Can anybody help me with this problem? Please mention the exact changes that I need to apply on codes and provide the complete code because my background is note coding it would be great if further explanations are provided.


Solution

  • I downloaded the example from your comments. This is a new answer based on my findings. If all calls datasets have integer data, then fmt='%d' format should work. The only problem I found is invalid characters in the filename created from the group/dataset path. For example, : and ? are used in some group names. I modified dump_calls2csv() to replace : with -, and replace ? with #. Run this and you should get all calls datasets written as CSV files. See new code below:

    def dump_calls2csv(name, node):         
        if isinstance(node, h5py.Dataset) and 'calls' in node.name :
           csvfname = node.name[1:] +'.csv'
           csvfname = csvfname.replace('/','_') # create csv file name from path
           csvfname = csvfname.replace(':','-') # modify invalid character
           csvfname = csvfname.replace('?','#') # modify invalid character
           print ('export data to CSV:', csvfname)
           np.savetxt(csvfname, node[:], fmt='%d', delimiter=',')
    

    I print csvfname to confirm the character replacements are working as expected. Also, if there is an error on the name, it's helpful to identify the problem dataset.

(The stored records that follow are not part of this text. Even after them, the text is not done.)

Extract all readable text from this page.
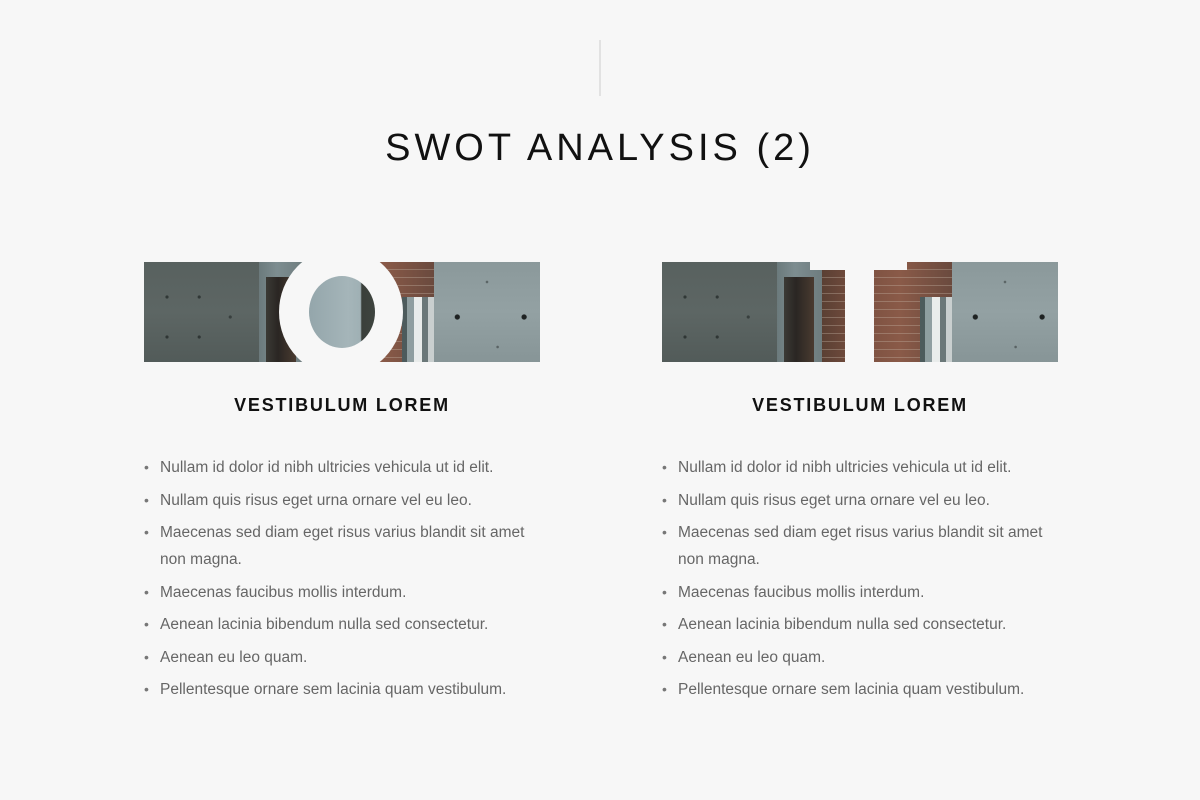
SWOT ANALYSIS (2)
VESTIBULUM LOREM
• Nullam id dolor id nibh ultricies vehicula ut id elit.
• Nullam quis risus eget urna ornare vel eu leo.
• Maecenas sed diam eget risus varius blandit sit amet non magna.
• Maecenas faucibus mollis interdum.
• Aenean lacinia bibendum nulla sed consectetur.
• Aenean eu leo quam.
• Pellentesque ornare sem lacinia quam vestibulum.
VESTIBULUM LOREM
• Nullam id dolor id nibh ultricies vehicula ut id elit.
• Nullam quis risus eget urna ornare vel eu leo.
• Maecenas sed diam eget risus varius blandit sit amet non magna.
• Maecenas faucibus mollis interdum.
• Aenean lacinia bibendum nulla sed consectetur.
• Aenean eu leo quam.
• Pellentesque ornare sem lacinia quam vestibulum.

    Hope that helps. Be patient when you run this. When I test, about half of the CSV files have been written in 45 minutes.
    At this point I think the only problem is the characters in the filename and NOT related to HDF5, h5py or np.savetxt(). For the general case (with any group/dataset names), there should be tests to check for any invalid filename characters.